Insecure temporary file¶
ID: py/insecure-temporary-file
Kind: problem
Security severity: 7.0
Severity: error
Precision: high
Tags:
- external/cwe/cwe-377
- security
Query suites:
- python-code-scanning.qls
- python-security-extended.qls
- python-security-and-quality.qls
Click to see the query in the CodeQL repository
Functions that create temporary file names (such as tempfile.mktemp and os.tempnam) are fundamentally insecure, as they do not ensure exclusive access to a file with the temporary name they return. The file name returned by these functions is guaranteed to be unique on creation but the file must be opened in a separate operation. There is no guarantee that the creation and open operations will happen atomically. This provides an opportunity for an attacker to interfere with the file before it is opened.

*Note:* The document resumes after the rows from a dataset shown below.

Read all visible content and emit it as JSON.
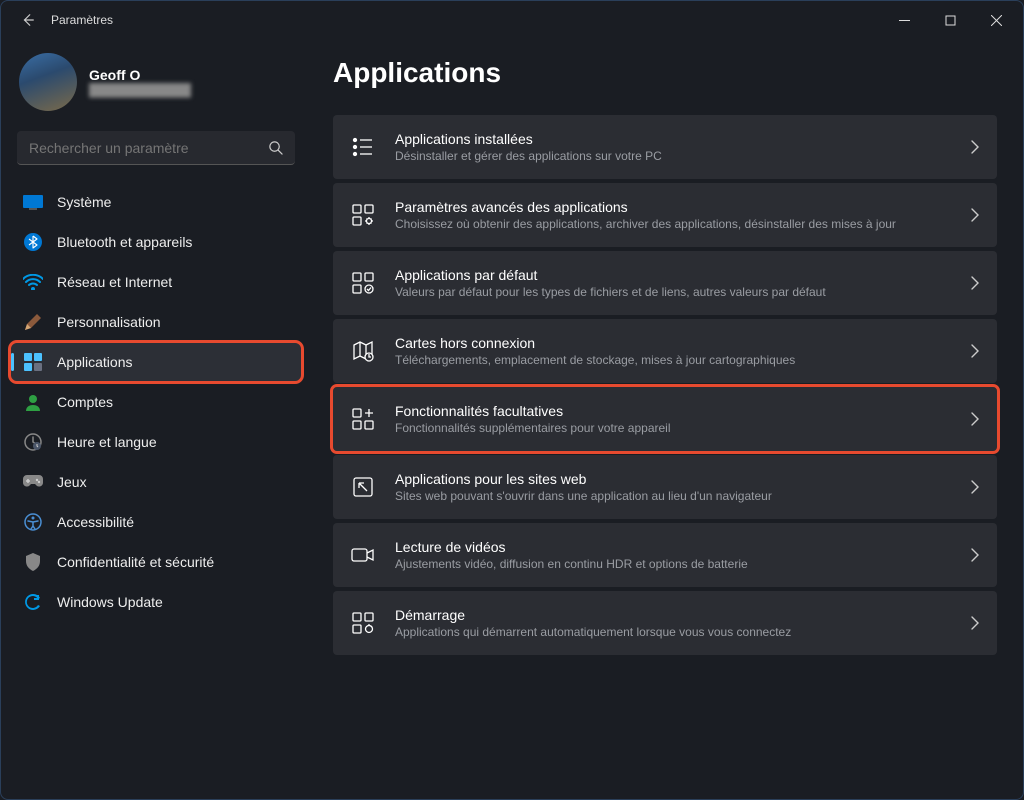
{
  "window": {
    "title": "Paramètres"
  },
  "profile": {
    "name": "Geoff O",
    "email": "████████████"
  },
  "search": {
    "placeholder": "Rechercher un paramètre"
  },
  "sidebar": {
    "items": [
      {
        "id": "system",
        "label": "Système"
      },
      {
        "id": "bluetooth",
        "label": "Bluetooth et appareils"
      },
      {
        "id": "network",
        "label": "Réseau et Internet"
      },
      {
        "id": "personalize",
        "label": "Personnalisation"
      },
      {
        "id": "apps",
        "label": "Applications",
        "active": true,
        "highlighted": true
      },
      {
        "id": "accounts",
        "label": "Comptes"
      },
      {
        "id": "time",
        "label": "Heure et langue"
      },
      {
        "id": "gaming",
        "label": "Jeux"
      },
      {
        "id": "accessibility",
        "label": "Accessibilité"
      },
      {
        "id": "privacy",
        "label": "Confidentialité et sécurité"
      },
      {
        "id": "update",
        "label": "Windows Update"
      }
    ]
  },
  "main": {
    "heading": "Applications",
    "cards": [
      {
        "id": "installed",
        "title": "Applications installées",
        "sub": "Désinstaller et gérer des applications sur votre PC"
      },
      {
        "id": "advanced",
        "title": "Paramètres avancés des applications",
        "sub": "Choisissez où obtenir des applications, archiver des applications, désinstaller des mises à jour"
      },
      {
        "id": "default",
        "title": "Applications par défaut",
        "sub": "Valeurs par défaut pour les types de fichiers et de liens, autres valeurs par défaut"
      },
      {
        "id": "maps",
        "title": "Cartes hors connexion",
        "sub": "Téléchargements, emplacement de stockage, mises à jour cartographiques"
      },
      {
        "id": "optional",
        "title": "Fonctionnalités facultatives",
        "sub": "Fonctionnalités supplémentaires pour votre appareil",
        "highlighted": true
      },
      {
        "id": "websites",
        "title": "Applications pour les sites web",
        "sub": "Sites web pouvant s'ouvrir dans une application au lieu d'un navigateur"
      },
      {
        "id": "video",
        "title": "Lecture de vidéos",
        "sub": "Ajustements vidéo, diffusion en continu HDR et options de batterie"
      },
      {
        "id": "startup",
        "title": "Démarrage",
        "sub": "Applications qui démarrent automatiquement lorsque vous vous connectez"
      }
    ]
  }
}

Note that mktemp has been deprecated since Python 2.3.
Recommendation¶
Replace the use of mktemp with some of the more secure functions in the tempfile module, such as TemporaryFile. If the file is intended to be accessed from other processes, consider using the NamedTemporaryFile function.
Example¶
The following piece of code opens a temporary file and writes a set of results to it. Because the file name is created using mktemp, another process may access this file before it is opened using open.
from tempfile import mktemp
def write_results(results):
filename = mktemp()
with open(filename, "w+") as f:
f.write(results)
print("Results written to", filename)
By changing the code to use NamedTemporaryFile instead, the file is opened immediately.
from tempfile import NamedTemporaryFile
def write_results(results):
with NamedTemporaryFile(mode="w+", delete=False) as f:
f.write(results)
print("Results written to", f.name)
References¶
Python Standard Library: tempfile.mktemp.
Common Weakness Enumeration: CWE-377.